O’Hara and a colleague have done a number of studies validating a type of therapy they developed called Interpersonal Psychotherapy for postpartum depression.

Robert Berezin, a psychiatrist in private practice in Lexington, said good therapy can break the cycle of depression. “The issues of postpartum depression are the central issues of therapy,” said Berezin, who recently published a book called “Psychotherapy of Character.” “To deal with them at the beginning is so preventive later.”

Exercise can also be effective against depression, Wisner said, and she and others are researching whether hormone therapy and light therapy, used to treat seasonal affective disorder, might also help.


Another key to combating depression in new moms, Wisner said, is getting to the women early, before they have established a negative pattern with their baby, such as not responding to its needs.
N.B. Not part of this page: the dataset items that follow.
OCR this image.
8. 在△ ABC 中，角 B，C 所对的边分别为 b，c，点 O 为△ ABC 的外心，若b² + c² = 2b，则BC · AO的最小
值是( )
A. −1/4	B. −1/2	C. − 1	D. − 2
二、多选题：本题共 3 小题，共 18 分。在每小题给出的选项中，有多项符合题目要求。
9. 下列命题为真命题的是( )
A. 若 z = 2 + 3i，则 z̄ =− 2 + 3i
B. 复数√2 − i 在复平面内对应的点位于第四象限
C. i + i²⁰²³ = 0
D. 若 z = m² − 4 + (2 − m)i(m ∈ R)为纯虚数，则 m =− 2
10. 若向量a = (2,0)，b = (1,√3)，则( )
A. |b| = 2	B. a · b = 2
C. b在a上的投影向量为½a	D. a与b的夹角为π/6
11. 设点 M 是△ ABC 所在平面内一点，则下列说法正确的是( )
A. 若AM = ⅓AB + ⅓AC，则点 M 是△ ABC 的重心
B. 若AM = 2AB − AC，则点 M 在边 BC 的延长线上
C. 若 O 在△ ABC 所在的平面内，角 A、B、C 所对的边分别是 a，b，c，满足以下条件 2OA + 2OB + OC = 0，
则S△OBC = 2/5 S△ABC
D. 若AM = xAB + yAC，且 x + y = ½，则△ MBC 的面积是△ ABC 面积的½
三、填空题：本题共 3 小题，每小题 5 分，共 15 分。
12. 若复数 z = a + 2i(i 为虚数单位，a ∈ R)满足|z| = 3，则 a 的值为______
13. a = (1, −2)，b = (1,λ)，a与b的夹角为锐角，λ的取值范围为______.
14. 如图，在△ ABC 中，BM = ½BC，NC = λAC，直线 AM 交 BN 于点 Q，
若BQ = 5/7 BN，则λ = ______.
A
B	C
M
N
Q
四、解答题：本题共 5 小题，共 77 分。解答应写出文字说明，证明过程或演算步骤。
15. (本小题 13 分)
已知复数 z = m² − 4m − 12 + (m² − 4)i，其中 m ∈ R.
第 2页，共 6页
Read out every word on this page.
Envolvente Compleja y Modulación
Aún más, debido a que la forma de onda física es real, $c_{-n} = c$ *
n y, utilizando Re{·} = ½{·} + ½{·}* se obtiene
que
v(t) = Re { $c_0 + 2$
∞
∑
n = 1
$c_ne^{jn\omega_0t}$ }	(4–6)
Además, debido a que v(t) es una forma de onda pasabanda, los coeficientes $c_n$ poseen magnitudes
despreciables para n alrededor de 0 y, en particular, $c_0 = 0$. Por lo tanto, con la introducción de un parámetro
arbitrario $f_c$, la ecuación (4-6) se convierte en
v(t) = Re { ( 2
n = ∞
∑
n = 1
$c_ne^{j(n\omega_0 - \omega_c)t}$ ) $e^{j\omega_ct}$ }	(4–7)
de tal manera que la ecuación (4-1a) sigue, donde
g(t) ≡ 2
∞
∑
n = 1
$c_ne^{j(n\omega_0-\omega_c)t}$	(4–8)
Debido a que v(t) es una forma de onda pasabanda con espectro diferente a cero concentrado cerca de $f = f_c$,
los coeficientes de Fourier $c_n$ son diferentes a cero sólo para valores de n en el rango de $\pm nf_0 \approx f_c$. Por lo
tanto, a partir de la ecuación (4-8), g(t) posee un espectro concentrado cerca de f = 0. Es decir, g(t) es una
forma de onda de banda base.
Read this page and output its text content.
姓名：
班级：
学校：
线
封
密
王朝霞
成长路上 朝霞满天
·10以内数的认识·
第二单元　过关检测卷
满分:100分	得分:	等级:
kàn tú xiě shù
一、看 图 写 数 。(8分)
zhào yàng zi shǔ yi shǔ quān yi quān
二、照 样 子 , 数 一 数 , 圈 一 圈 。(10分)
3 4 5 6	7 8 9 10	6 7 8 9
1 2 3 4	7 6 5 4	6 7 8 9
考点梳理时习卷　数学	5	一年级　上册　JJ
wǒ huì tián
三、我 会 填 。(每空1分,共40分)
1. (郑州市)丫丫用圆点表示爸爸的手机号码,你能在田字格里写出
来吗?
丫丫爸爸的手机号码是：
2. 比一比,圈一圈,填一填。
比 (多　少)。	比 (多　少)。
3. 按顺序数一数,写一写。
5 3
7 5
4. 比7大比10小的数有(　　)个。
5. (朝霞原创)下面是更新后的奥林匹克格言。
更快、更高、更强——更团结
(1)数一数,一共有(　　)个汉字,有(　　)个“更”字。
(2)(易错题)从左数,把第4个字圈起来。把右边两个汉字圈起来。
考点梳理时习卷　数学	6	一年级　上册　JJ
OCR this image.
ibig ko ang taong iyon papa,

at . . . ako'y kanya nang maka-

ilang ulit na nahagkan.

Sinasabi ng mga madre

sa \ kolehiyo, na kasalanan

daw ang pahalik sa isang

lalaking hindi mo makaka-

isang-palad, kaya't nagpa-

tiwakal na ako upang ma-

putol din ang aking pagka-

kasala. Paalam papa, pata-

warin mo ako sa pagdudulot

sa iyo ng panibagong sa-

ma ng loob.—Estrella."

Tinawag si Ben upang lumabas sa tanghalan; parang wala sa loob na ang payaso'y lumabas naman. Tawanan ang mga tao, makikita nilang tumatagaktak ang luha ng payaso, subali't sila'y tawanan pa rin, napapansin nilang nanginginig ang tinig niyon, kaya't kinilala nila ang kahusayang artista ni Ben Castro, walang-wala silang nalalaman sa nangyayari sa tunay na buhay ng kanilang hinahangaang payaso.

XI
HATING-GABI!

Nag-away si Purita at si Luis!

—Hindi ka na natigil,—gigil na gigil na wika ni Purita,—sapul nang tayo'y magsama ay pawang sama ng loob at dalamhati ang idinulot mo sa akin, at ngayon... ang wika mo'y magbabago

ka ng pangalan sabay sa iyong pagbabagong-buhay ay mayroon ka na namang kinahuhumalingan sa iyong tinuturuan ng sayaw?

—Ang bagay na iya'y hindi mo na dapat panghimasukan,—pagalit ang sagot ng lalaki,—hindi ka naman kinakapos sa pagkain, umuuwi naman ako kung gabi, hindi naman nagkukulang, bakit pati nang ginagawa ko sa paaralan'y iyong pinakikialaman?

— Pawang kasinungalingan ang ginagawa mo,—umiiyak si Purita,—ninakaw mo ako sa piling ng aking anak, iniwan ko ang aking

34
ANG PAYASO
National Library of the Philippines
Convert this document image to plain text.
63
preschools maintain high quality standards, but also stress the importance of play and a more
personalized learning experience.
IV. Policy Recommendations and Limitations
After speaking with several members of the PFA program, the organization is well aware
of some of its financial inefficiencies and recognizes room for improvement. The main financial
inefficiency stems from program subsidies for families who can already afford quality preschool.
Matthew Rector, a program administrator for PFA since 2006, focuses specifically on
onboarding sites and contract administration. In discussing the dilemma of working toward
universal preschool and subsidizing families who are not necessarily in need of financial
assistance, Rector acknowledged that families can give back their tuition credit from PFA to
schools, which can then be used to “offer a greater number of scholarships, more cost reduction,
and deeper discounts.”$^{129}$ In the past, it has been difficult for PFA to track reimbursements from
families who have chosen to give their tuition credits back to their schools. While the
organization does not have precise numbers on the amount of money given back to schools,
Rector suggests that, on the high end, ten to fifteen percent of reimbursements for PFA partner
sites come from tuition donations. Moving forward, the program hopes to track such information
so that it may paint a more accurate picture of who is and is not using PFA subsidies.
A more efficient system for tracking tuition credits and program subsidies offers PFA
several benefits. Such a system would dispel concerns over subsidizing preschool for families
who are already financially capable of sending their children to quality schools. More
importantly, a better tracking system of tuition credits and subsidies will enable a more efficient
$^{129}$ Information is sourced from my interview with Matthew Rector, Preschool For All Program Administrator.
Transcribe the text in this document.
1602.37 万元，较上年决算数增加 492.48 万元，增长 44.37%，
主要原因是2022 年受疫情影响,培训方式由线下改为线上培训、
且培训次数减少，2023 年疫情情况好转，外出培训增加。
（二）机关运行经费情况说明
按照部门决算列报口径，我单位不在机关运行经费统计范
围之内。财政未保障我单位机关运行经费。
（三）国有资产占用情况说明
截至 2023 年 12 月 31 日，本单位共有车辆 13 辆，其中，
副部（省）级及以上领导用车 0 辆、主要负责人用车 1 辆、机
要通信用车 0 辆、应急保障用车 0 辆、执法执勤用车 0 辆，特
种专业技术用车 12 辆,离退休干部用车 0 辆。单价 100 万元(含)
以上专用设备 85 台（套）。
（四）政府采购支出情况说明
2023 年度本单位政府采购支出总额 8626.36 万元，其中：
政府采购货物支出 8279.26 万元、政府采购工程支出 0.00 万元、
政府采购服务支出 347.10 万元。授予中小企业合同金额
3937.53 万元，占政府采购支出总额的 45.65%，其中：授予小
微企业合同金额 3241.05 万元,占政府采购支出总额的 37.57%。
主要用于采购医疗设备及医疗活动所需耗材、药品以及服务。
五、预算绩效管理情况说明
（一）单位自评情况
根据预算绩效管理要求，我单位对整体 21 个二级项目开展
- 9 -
Caligiuri of Worcester, whose older daughter is 2, took preemptive steps during her second pregnancy. “I never wanted to feel how I felt before I was treated for [postpartum depression] again.”

So she signed up for a research trial at the University of Massachusetts Medical School that is looking at why some women are more susceptible to postpartum depression. Researchers monitored her second pregnancy and have followed her since her younger daughter’s birth five months ago — making Caligiuri feel more secure. She’s taken the same medication — Citalopram, an antidepressant — that helped her recover before.

And, she said, she’s better able to cope this time.

“Thinking about it in a more objective manner has helped me understand my own struggle,” she said.

Caligiuri said she can now acknowledge that motherhood is a challenge for everyone. “I’d love for other mothers who are struggling with symptoms to know that it’s OK not to enjoy every single minute.”